En el tercer párrafo del cuento penetramos por primera vez en pasado del viejo profesor. Desde esa voz que atraviesa los tiempos, nos cuenta cómo comenzó a escribir otra vez, y su narración se convierte en un metarrelato cuando nos percatamos de que ese presente donde se queda sin luz, en realidad pertenece a un cuento que él estaba escribiendo hace mucho tiempo atrás. De esta manera el pasado y el presente se conjugan en un solo tiempo. La escritura de este hombre se percibe como una fuga hacia otra parte y, mientras se desliza en una trayectoria de tinta y de papel, va transformando sus escenarios en un movimiento constante. Mediante esta hábil estrategia Montejo demuele la dicotomía entre el pasado inexistente, inapresable, fantasmático, y el presente manifestándose en la incesante actividad de los segundos que se desplazan raudos.

En “Las velas” el presente se transforma ante nosotros, se metamorfosea en las sensaciones que se pueden experimentar en un instante. El viejo fija las emociones como una suerte de fotografía y las convierte en recuerdo, en poema, en fórmula mágica que le permite acceder a esa dimensión atemporal, convocar las musas y demostrar que el tiempo es una falacia, un recurso para no volvernos locos, un salvavidas para no naufragar en el absurdo. El viejo profesor, mientras escribe su relato, se vale de la memoria para evocar al amor perdido, y demuestra que la palabra sirve para describir, pero no para sentir.

Clara es una enigmática mujer de la que sólo sabemos que asistía a las clases del viejo profesor y entra de manera furtiva en su vida, en forma de música, según la metáfora que usa el narrador para describir ese estado ideal del enamorado. La música es una característica de la poseía de Montejo, aquí el poeta mediante la voz narrataria, la muestra con una fuerza sublime, capaz de arrastrar a un hombre hacia un mundo desconocido. Julia Kristeva afirma:

Que la música es el lenguaje del amor, lo saben los poetas desde la noche de los tiempos, para sugerir que el enamoramiento producido por la belleza amada es trascendido —precedido, guiado— por el significante ideal: sonido en límite de mi ser, me transfiere al lugar del Otro, sin sentido, hasta perder el sentido (Kristeva, 2000: 31-32).

En un momento fuera del tiempo ocurre la consumación del amor que ata irremediablemente a ese hombre que ahora relata su historia.

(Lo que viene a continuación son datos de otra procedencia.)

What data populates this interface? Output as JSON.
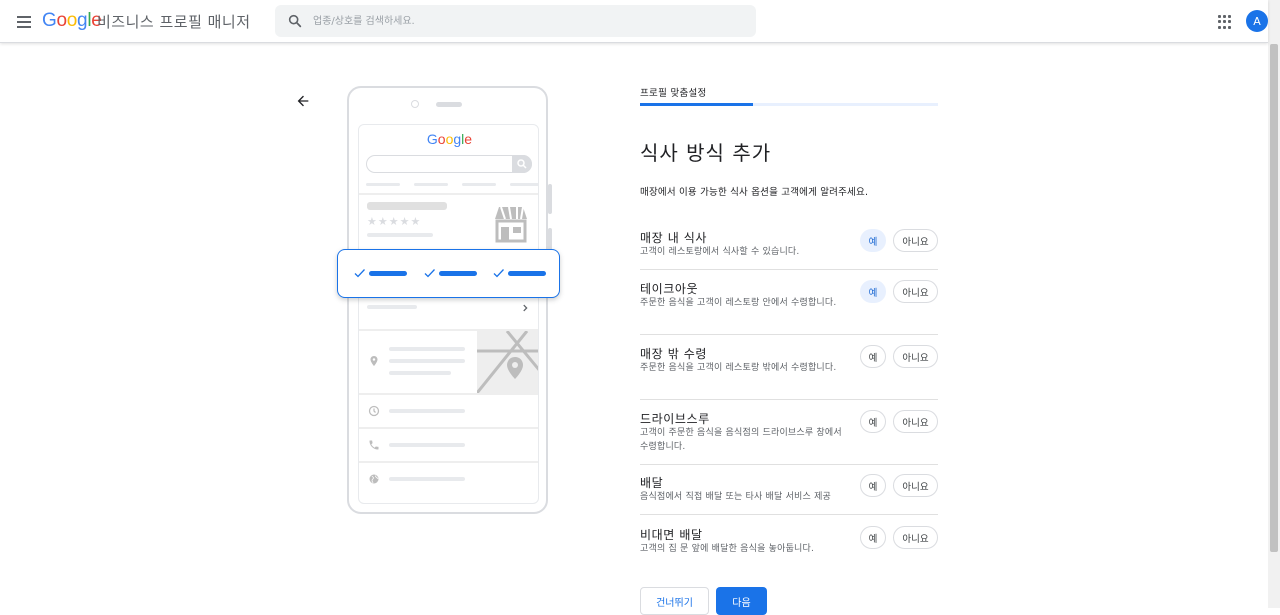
{
  "header": {
    "logo_letters": [
      "G",
      "o",
      "o",
      "g",
      "l",
      "e"
    ],
    "product_name": "비즈니스 프로필 매니저",
    "search_placeholder": "업종/상호를 검색하세요.",
    "avatar_letter": "A"
  },
  "illustration": {
    "logo_letters": [
      "G",
      "o",
      "o",
      "g",
      "l",
      "e"
    ],
    "stars": "★★★★★"
  },
  "step": {
    "label": "프로필 맞춤설정",
    "progress": 0.38
  },
  "page": {
    "title": "식사 방식 추가",
    "description": "매장에서 이용 가능한 식사 옵션을 고객에게 알려주세요."
  },
  "options": [
    {
      "title": "매장 내 식사",
      "description": "고객이 레스토랑에서 식사할 수 있습니다.",
      "yes_label": "예",
      "no_label": "아니요",
      "selected": "yes"
    },
    {
      "title": "테이크아웃",
      "description": "주문한 음식을 고객이 레스토랑 안에서 수령합니다.",
      "yes_label": "예",
      "no_label": "아니요",
      "selected": "yes"
    },
    {
      "title": "매장 밖 수령",
      "description": "주문한 음식을 고객이 레스토랑 밖에서 수령합니다.",
      "yes_label": "예",
      "no_label": "아니요",
      "selected": "none"
    },
    {
      "title": "드라이브스루",
      "description": "고객이 주문한 음식을 음식점의 드라이브스루 창에서 수령합니다.",
      "yes_label": "예",
      "no_label": "아니요",
      "selected": "none"
    },
    {
      "title": "배달",
      "description": "음식점에서 직접 배달 또는 타사 배달 서비스 제공",
      "yes_label": "예",
      "no_label": "아니요",
      "selected": "none"
    },
    {
      "title": "비대면 배달",
      "description": "고객의 집 문 앞에 배달한 음식을 놓아둡니다.",
      "yes_label": "예",
      "no_label": "아니요",
      "selected": "none"
    }
  ],
  "actions": {
    "skip_label": "건너뛰기",
    "next_label": "다음"
  },
  "colors": {
    "accent": "#1a73e8",
    "selected_bg": "#e8f0fe"
  }
}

En un poema titulado “Mi amor”, Montejo escribe: “Mi amor que seguirá cuando yo me vaya, con otra risa y otros ojos, como una llama que dio un salto entre dos velas y se quedó alumbrando el azul de la tierra”. Magnífica analogía entre este fragmento del poema y Clara con su blusa azul, saltando desde el pasado a través de la luz de dos velas para continuar como un acorde inefable en el imaginario del viejo.

Esas instancias que acuden al llamado del personaje se integran, fusionando el pasado y el presente. Sin embargo, el narrador nos deja ver que sólo puede apresar fragmentos, pedazos que constituyen sus recuerdos y van apareciendo en una danza interminable e incoherente. Ese mundo atemporal, teñido por el erotismo, va apareciendo lentamente alumbrado por la luz de las velas, por Clara que emerge del baño como una Afrodita moderna con los cabellos húmedos: “Con la hoja dentro de la máquina, apenas llevaba escrito en la página hasta aquí, hasta el nombre de Euterpe, cuando Clara se me acercó, los cabellos empapados aún, recién salida del baño”.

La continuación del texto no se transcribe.